Fertilisation with muriate of potash (MOP) can significantly reduce emissions of methane from flooded soils planted with rice. Rice cultivation is responsible for 10% of GHG emissions from agriculture. In developing countries, the share of rice in GHG emissions from agriculture is even higher, e.g., it was 16% in 1994.

See 'Rice production technologies' for an overview of all climate change mitigation technologies related to rice cultivation.

Introduction top

Potassium applications to rice field soils prevent a drop in redox potential and reduce the contents of active reducing substances and Fe2+ contents. Potassium amendments also inhibit methanogenic bacteria and stimulate methanotrophic bacterial populations. In addition to producing higher rice biomass (both above and below ground) and grain yield, potassium amendments can effectively reduce CH4 emission from flooded soil, and this could be developed into an effective mitigation option especially in potassium deficient soils (Babu et al., 2006), see figure 1.

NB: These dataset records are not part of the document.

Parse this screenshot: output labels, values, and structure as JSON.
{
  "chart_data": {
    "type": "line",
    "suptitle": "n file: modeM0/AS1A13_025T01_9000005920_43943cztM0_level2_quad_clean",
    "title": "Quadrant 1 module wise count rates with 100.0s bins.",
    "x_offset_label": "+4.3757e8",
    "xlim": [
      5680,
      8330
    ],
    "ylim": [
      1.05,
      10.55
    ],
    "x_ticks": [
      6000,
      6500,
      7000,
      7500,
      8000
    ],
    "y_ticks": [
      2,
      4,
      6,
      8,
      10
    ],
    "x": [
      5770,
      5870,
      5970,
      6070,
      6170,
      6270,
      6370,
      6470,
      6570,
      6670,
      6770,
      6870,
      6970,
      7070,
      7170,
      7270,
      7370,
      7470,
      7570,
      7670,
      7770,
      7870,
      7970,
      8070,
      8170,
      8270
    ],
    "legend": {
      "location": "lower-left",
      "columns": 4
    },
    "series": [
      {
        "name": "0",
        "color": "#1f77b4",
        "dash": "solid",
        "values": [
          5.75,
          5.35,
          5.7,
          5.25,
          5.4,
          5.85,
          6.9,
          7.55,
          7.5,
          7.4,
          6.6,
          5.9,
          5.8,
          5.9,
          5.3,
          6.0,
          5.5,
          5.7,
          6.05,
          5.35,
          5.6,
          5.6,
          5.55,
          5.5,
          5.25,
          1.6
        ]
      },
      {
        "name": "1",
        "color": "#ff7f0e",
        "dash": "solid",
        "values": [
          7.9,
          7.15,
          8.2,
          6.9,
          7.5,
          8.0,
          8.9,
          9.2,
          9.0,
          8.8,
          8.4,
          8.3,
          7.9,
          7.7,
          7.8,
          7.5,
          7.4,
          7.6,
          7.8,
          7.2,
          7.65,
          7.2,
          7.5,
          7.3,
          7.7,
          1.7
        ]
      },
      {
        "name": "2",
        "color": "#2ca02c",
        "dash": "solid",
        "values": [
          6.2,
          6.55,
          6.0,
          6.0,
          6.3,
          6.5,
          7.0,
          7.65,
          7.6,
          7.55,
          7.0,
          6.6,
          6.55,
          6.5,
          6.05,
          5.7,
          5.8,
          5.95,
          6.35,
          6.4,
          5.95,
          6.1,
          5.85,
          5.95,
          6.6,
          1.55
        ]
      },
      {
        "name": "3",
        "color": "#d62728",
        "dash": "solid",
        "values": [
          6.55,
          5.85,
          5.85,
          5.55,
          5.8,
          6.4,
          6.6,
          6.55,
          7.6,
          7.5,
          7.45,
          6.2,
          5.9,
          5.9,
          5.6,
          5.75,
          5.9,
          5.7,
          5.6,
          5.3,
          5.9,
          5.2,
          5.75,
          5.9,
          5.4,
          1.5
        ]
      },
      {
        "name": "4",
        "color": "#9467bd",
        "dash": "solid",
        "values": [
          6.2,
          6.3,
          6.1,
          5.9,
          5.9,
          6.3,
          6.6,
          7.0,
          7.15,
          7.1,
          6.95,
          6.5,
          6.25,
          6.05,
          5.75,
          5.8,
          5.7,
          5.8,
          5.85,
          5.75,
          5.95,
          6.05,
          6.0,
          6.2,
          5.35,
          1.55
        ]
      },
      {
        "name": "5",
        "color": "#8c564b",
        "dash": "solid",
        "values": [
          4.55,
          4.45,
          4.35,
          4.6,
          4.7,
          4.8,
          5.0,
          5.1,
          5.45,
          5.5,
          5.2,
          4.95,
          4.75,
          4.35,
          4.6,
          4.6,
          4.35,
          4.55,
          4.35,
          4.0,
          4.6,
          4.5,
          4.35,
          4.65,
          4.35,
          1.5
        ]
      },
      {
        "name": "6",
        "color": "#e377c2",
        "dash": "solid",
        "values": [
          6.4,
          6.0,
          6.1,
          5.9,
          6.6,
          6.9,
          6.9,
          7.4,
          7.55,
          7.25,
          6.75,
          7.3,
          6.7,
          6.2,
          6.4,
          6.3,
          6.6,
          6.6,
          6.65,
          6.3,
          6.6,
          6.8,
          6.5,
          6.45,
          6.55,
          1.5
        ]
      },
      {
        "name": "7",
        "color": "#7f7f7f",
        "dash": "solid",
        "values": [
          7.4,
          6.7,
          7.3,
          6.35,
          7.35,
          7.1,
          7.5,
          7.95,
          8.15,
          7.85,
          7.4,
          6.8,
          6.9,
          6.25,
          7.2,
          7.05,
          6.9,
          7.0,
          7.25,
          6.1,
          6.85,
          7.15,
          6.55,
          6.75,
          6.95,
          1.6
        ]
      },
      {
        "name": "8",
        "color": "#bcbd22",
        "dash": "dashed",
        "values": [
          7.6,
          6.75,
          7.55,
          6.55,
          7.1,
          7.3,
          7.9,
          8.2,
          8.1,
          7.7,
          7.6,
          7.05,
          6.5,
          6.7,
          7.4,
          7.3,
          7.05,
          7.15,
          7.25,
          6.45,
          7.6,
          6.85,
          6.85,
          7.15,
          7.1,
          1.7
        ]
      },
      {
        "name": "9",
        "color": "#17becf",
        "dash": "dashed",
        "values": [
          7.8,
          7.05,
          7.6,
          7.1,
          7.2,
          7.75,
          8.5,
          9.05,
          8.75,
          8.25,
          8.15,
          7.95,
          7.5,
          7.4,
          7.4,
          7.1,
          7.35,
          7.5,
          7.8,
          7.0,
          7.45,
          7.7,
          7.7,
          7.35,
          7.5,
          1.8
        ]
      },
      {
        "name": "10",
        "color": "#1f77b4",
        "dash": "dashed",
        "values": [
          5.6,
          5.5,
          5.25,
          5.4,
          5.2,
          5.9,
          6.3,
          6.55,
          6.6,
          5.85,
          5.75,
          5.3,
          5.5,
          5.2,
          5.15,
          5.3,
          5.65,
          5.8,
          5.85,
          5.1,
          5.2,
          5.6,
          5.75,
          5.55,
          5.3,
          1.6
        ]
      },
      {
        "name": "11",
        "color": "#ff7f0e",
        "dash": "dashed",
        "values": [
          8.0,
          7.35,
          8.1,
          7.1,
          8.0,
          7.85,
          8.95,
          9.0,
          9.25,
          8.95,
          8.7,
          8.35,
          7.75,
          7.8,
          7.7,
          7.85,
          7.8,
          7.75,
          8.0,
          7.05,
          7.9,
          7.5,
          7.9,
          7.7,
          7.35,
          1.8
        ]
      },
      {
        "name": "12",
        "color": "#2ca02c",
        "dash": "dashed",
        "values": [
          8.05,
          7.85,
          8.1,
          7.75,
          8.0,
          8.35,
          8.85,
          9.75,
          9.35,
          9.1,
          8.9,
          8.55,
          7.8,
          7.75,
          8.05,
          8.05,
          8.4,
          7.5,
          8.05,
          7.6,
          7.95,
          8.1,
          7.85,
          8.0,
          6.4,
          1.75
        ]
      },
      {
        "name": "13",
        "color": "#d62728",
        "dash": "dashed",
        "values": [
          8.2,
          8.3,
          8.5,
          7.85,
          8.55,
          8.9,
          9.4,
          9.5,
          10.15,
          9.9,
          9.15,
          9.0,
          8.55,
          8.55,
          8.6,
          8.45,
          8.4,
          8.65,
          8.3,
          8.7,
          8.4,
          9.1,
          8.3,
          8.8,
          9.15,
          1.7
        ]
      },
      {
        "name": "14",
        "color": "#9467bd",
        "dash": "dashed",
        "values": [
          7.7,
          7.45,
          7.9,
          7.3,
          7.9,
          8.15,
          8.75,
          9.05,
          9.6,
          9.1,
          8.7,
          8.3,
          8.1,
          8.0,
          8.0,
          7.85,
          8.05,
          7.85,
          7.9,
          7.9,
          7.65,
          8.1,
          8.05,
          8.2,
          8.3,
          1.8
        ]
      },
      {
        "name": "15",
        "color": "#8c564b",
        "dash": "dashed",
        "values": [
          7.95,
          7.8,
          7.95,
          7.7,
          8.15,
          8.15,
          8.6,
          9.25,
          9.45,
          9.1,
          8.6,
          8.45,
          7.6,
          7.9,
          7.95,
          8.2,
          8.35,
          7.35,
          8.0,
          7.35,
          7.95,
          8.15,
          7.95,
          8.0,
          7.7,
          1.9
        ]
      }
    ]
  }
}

illustration © climatetechwiki.org

Figure 1: Effect of K fertilisation on methane emissions from a rice field (source: Babu et al., 2006)

Feasibility of technology and operational necessities top

It is standard practice to fertilise with additional potassium fertiliser on potassium-deficient paddy soils, at least in more developed countries. In less developed countries, it is not as prevalent due to less awareness about usage, cost and availability of fertiliser inputs.

Status of the technology and its future market potential top

Advantages

  1. Chemical fertilisers mitigate methane emissions more quickly compared to the slow processes of organic amendments.
  2. Chemical fertilisers also fulfill the nutrient requirements of crops, thus helping in sustaining productivity while mitigating methane emissions.
  3. Chemical fertilisers sometimes improve soil health if used with care to maintain nutrient balance in soil.

Disadvantages

  1. The potassium fertiliser must be precisely applied in order to avoid negative effects on field fertility.
  2. Chemical fertilisers that are applied in excess to the normal ratio generally change the nutrient composition of the soil besides affecting their physical structure. This affects adversely both methane oxidation and methanogenesis.
How the technology could contribute to socio-economic development and environmental protection top

In potassium deficient soils, applications of potassium fertiliser generally increase yields significantly; the value of the increase in yield exceeds the costs of the fertiliser treatments. Therefore, under these conditions, the reduction in methane emissions is an added benefit whose mitigation cost is effectively zero. In addition, K fertilisation can reduce methane emissions by half (figure 1).

Financial requirements and costs top

Fertiliser costs can be an issue, as well as the need to provide education about their appropriate and precise use.

References top

Babu, J.Y., Nayak, D.R., and Adhya, T.K. (2006): Potassium Application Reduces Methane Emission from a Flooded Field Planted to Rice. Biol. Fertil. Soils. (2006), 42:532-54.